Gary Woodland, 41 ans, a été absent pendant une partie importante des saisons 2023 et 2024 de la PGA à la suite de son opération au cerveau il y a trois ans. Alors qu’il est resté largement silencieux sur les conséquences, l’ancien champion de l’US Open s’est ouvert lundi. Woodland a révélé à Rex Hoggard de Golf Channel qu’il souffrait de SSPT, ainsi que d’anxiété et d’hyperconscience, à la suite de l’opération visant à traiter une lésion cérébrale.

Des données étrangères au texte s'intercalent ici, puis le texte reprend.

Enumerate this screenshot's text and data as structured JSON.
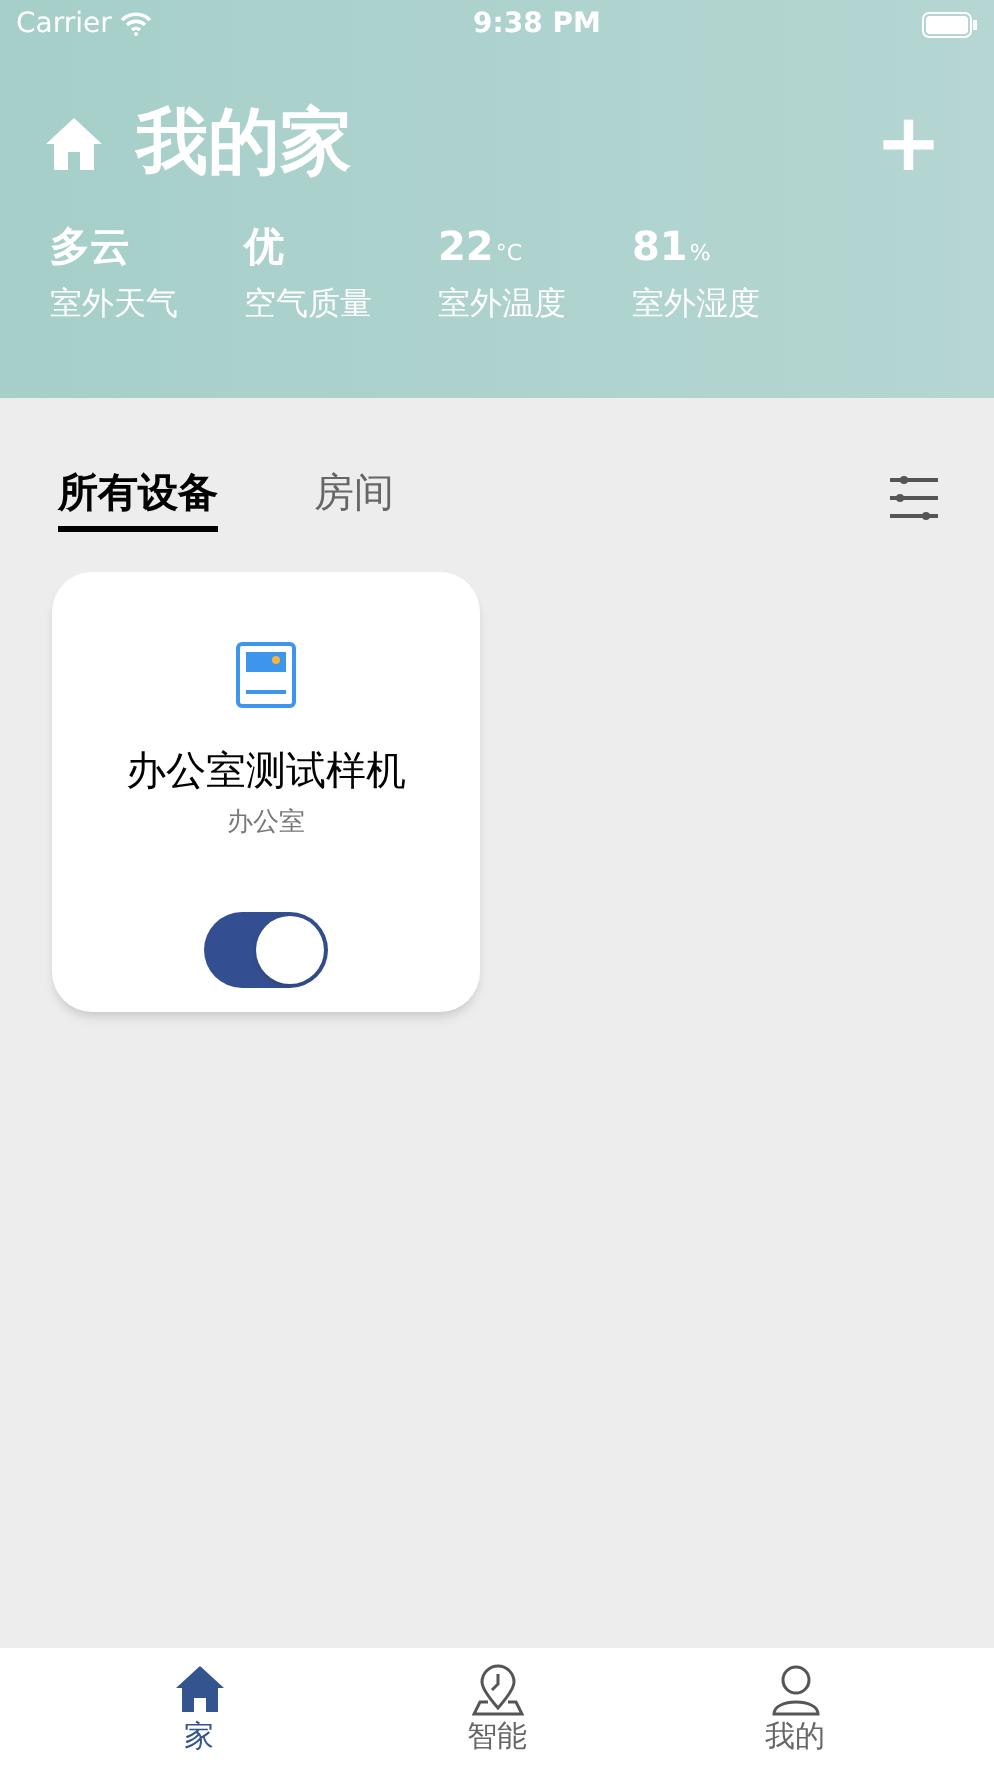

Le quadruple champion de la PGA continue son combat : il devrait participer au Players Championship la semaine prochaine au TPC Sawgrass à Ponte Vedra Beach, en Floride. Néanmoins, Woodland – qui n’a pas réussi à se qualifier lors du tournoi de l’année dernière – est confronté à ses luttes intérieures. « Je ne peux plus gaspiller d’énergie à cacher ça, et j’ai la chance de bénéficier de beaucoup de soutien ici pendant la tournée », a déclaré Woodland lundi.
« Tout le monde a été incroyable. Chaque semaine, je sors et tout le monde est tellement excité et heureux que je sois de retour.
« J’entends ça chaque semaine – ‘C’est tellement agréable de te voir après ça, c’est tellement agréable de te voir à 100 pour cent’ – et j’apprécie cet amour et ce soutien. Mais à l’intérieur, j’ai l’impression de mourir et j’ai l’impression de vivre dans le mensonge. »
L’opération de Woodland en 2023 lui a permis d’enlever une lésion cérébrale. Bien que ses crises aient cessé par la suite, il présente depuis des symptômes de SSPT. L’homme de 41 ans a demandé l’aide d’un professionnel et souhaite encourager les autres.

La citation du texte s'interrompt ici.